Manual Testing with LogSeq

For manual testing against a running LogSeq instance:

  1. Ensure LogSeq is running with HTTP API enabled
  2. Set your API token in .env
  3. Run commands directly: bun logseq.ts <command> [options]

Note: Use bun logseq.ts directly rather than bun run logseq for proper argument handling with spaces and special characters.

AI-Assisted Development

This project welcomes contributions made in collaboration with AI coding assistants such as Claude, GitHub Copilot, or similar tools.

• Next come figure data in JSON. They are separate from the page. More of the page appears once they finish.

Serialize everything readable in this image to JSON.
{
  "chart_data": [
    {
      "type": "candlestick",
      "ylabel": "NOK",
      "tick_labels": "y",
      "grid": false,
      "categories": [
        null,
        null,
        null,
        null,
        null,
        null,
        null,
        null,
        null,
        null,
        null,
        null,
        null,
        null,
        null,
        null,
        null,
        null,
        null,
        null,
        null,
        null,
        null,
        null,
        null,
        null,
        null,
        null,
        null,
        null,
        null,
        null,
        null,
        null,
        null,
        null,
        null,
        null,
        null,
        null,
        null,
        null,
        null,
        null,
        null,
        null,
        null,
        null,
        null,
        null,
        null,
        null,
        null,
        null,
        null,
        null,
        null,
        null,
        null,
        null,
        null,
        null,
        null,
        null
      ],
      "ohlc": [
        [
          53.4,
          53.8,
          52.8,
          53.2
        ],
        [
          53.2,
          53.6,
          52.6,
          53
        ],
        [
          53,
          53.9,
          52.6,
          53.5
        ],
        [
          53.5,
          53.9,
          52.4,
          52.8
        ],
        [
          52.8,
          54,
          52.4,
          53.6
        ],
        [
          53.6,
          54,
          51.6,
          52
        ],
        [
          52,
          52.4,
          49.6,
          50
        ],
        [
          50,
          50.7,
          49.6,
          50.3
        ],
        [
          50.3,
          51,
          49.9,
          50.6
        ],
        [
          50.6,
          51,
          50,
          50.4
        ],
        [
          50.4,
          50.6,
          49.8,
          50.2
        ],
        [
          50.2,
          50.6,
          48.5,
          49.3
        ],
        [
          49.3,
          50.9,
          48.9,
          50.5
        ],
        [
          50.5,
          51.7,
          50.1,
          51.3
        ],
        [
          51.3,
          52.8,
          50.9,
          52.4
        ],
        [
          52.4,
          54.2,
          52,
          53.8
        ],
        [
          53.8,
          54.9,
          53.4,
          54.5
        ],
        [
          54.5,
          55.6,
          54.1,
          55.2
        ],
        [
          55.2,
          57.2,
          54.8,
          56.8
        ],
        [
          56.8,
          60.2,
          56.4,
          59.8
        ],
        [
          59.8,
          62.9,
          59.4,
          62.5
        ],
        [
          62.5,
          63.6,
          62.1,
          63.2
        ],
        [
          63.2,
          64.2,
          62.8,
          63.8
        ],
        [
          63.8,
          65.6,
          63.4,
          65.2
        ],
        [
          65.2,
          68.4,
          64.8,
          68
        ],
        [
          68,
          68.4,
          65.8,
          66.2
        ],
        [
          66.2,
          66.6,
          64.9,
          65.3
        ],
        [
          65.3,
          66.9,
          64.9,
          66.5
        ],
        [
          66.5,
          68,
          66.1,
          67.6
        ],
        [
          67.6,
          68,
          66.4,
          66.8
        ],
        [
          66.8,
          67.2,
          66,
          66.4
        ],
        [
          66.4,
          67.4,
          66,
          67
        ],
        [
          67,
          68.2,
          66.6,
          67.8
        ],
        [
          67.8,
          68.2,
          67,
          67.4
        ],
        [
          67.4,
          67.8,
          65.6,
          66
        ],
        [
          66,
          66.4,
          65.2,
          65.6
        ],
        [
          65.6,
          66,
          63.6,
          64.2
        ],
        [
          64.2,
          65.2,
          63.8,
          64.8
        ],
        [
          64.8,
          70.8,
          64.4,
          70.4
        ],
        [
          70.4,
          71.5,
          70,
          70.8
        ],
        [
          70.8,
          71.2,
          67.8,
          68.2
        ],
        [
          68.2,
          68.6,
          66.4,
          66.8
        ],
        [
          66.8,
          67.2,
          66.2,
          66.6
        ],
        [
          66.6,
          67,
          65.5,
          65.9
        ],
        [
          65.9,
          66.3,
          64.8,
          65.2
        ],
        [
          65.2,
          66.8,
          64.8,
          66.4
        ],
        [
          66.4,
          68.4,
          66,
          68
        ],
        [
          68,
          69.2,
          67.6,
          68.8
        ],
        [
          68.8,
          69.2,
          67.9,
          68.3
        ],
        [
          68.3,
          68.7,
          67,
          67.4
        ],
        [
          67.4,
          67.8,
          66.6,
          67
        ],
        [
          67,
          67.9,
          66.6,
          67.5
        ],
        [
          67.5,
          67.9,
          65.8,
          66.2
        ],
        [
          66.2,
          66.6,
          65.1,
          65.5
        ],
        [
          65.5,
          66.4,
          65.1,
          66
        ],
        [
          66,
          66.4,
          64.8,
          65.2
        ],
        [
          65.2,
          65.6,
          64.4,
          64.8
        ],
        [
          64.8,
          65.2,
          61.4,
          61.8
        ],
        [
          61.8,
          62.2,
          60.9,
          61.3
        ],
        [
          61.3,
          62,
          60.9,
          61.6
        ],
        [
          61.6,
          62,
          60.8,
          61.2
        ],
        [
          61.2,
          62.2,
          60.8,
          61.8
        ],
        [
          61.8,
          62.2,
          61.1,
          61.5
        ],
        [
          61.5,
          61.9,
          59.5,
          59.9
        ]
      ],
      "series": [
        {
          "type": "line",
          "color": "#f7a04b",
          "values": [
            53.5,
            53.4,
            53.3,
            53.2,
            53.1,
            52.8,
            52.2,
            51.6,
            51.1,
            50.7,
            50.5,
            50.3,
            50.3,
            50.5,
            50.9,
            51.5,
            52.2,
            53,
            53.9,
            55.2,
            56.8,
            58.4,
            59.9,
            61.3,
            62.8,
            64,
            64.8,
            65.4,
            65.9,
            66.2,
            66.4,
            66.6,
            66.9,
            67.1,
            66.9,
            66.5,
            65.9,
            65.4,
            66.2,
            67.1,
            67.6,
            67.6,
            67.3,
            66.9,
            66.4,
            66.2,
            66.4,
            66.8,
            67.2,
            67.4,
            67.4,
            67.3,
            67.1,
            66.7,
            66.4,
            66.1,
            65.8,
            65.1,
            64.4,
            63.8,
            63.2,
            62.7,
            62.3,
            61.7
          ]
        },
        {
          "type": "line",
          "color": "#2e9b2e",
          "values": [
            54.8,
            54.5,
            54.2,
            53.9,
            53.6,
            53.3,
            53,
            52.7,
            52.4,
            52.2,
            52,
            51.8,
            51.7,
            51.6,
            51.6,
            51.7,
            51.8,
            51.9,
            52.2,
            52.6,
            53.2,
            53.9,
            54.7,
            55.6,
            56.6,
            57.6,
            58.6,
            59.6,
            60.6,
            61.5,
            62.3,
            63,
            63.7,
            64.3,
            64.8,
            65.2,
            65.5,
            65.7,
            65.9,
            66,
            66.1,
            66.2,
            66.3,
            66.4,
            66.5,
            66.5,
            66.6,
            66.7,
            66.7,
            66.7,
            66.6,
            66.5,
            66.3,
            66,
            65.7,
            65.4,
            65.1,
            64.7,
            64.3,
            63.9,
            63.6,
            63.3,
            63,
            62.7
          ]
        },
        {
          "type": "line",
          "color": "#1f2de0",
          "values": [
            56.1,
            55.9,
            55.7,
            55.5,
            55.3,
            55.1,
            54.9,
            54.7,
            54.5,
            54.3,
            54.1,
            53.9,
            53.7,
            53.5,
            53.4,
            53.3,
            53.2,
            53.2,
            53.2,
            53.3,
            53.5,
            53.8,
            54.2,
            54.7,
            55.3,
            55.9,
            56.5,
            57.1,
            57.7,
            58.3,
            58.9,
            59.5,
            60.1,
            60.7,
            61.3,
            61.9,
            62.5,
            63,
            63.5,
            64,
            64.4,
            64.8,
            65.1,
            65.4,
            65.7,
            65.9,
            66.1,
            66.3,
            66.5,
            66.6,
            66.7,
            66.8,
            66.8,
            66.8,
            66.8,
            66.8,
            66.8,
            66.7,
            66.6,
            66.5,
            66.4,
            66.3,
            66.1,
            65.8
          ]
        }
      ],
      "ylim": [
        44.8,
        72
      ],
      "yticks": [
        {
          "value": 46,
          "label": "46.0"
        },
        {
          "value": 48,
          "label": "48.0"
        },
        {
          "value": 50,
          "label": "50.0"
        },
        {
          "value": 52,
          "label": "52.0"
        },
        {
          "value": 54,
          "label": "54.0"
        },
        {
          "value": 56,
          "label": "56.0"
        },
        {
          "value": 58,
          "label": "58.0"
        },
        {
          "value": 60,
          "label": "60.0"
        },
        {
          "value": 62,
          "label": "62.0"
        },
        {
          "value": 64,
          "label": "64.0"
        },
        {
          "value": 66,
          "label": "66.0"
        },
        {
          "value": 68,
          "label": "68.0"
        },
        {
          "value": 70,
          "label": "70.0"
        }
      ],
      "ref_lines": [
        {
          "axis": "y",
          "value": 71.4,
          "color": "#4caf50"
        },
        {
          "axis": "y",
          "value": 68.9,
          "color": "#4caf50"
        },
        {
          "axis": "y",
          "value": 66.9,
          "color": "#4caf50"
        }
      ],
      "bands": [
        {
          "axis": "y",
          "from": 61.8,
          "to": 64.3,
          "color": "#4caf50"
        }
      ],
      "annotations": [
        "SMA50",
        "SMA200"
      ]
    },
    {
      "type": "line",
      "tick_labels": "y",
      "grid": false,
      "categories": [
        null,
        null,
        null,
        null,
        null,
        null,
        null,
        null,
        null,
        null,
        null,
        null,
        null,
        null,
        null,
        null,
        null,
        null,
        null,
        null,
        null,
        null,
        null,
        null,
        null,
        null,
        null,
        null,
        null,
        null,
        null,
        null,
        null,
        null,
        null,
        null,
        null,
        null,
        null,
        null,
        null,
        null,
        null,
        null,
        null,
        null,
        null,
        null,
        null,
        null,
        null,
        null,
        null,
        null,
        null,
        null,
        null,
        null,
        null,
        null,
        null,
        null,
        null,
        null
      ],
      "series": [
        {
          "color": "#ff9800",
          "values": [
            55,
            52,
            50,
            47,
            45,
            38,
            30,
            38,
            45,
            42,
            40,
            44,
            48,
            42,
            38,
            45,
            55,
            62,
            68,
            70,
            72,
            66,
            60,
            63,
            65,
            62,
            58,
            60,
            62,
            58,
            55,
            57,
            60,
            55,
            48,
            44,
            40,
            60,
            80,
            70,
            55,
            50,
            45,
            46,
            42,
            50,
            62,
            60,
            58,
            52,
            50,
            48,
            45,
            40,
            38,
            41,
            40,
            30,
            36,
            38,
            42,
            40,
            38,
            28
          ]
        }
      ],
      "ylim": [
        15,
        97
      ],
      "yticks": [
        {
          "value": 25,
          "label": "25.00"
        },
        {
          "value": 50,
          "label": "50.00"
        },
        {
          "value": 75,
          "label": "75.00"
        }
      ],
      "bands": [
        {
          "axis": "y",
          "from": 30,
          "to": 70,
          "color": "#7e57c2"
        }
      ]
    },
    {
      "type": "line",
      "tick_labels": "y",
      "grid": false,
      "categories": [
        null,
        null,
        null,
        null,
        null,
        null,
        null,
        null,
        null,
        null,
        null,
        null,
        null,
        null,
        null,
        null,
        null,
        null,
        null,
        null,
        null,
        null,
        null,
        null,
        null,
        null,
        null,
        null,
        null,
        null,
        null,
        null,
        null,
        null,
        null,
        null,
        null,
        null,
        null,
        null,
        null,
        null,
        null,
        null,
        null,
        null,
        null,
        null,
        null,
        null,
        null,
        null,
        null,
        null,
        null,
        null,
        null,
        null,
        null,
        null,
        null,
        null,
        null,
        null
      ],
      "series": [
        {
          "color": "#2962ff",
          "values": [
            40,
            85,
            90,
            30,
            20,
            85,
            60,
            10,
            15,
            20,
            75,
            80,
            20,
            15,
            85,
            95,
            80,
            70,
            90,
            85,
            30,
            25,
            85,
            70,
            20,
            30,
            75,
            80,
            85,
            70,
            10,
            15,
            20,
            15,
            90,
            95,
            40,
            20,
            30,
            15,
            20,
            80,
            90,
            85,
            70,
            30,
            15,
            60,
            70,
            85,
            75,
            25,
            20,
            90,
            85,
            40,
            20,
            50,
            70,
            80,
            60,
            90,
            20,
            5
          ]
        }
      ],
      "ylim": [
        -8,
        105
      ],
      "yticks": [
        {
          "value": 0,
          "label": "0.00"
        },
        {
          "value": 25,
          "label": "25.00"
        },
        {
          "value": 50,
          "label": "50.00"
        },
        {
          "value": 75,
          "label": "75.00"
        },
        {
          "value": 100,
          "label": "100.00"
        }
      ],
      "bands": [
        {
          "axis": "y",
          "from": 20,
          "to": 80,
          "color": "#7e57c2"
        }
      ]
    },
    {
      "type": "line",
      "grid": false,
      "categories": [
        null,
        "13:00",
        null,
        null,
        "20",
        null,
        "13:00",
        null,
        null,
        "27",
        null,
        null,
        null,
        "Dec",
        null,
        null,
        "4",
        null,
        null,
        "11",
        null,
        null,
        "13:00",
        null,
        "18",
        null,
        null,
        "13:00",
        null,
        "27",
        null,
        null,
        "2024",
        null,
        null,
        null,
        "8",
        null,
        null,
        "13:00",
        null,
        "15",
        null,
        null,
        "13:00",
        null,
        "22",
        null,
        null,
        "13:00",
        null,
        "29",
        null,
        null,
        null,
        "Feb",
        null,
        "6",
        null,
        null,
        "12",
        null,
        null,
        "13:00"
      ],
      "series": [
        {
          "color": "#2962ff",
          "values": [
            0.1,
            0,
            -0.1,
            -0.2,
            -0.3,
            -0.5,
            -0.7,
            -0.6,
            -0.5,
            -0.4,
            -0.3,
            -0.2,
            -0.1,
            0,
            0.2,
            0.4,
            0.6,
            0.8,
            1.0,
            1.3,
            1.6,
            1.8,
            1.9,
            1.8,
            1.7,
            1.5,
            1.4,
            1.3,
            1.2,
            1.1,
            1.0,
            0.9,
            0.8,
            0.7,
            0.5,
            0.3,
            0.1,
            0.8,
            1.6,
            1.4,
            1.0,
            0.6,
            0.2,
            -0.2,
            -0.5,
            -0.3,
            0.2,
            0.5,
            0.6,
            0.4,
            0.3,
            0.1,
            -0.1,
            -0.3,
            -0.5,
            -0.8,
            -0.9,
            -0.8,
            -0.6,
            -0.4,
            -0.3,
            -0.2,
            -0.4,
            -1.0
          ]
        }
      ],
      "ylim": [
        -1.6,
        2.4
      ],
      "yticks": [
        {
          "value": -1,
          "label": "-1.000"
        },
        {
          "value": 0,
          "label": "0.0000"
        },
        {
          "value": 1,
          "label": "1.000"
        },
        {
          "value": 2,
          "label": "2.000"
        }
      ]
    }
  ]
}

Pairing with AI Assistants

When working with an AI assistant:

  1. Provide context: Share relevant files and documentation with your AI assistant
  2. Iterate on solutions: Use the AI to explore different approaches before committing
  3. Review generated code: Always review and understand AI-generated code before committing
  4. Test thoroughly: AI-generated code should pass all existing tests and include new tests for new functionality

Guidelines for AI Assistants

If you are an AI assistant helping a contributor with this project:

Environment Setup

  • The project uses Bun as its runtime and package manager
  • Environment variables are stored in .env (copy from .env.template)
  • The main entry point is logseq.ts

Testing Commands

When testing CLI commands that interact with LogSeq:

  1. Use tmux for interactive testing: Create a tmux session to test commands against a running LogSeq instance:

    tmux new-session -d -s logseq-test -c /path/to/logseq-cli
  2. Load environment variables: Before running commands, load the environment:

    export $(grep -v '^#' .env | xargs)
  3. Run commands directly: Use bun logseq.ts (not bun run logseq) for proper argument parsing:

    bun logseq.ts list-pages
    bun logseq.ts get-page "Page Name"
    bun logseq.ts search "query" --limit 10
  4. Test systematically: For each command, test:

    • Basic functionality with positional arguments
    • Alternative flag syntax (e.g., --name vs positional)
    • All optional flags
    • Error cases (missing required args, invalid input)
    • Edge cases (empty results, special characters)
  5. Create regression tests: After manual testing, add unit tests to cli/commands.test.ts that mock the API client and verify behavior.

Project Structure

logseq-cli/
├── logseq.ts              # CLI entry point
├── cli/
│   ├── arg_parser.ts      # Argument parsing
│   ├── arg_parser.test.ts # Argument parser tests
│   ├── commands.ts        # Command implementations
│   ├── commands.test.ts   # Command tests
│   └── help.ts            # Help text
├── logseq/
│   └── http_client.ts     # LogSeq API client
├── .env.template          # Environment template
└── CONTRIBUTING.md        # This file

Common Patterns

  • Commands are exported functions in cli/commands.ts
  • Each command parses args with parseArgs() from cli/arg_parser.ts
  • The LogSeq client is instantiated via getClient() which reads from environment variables
  • Tests mock the LogSeq client methods and capture console output

Reporting Issues

When reporting bugs, please include:

  • Your operating system and version
  • Bun version (bun --version)
  • LogSeq version
  • Steps to reproduce the issue
  • Expected vs actual behavior
  • Any error messages

Pull Request Process

  1. Update documentation if you're changing functionality
  2. Add or update tests as needed
  3. Ensure the test suite passes
  4. Update the README if adding new commands or options
  5. Request review from maintainers

License

By contributing to this project, you agree that your contributions will be licensed under the same license as the project (MIT).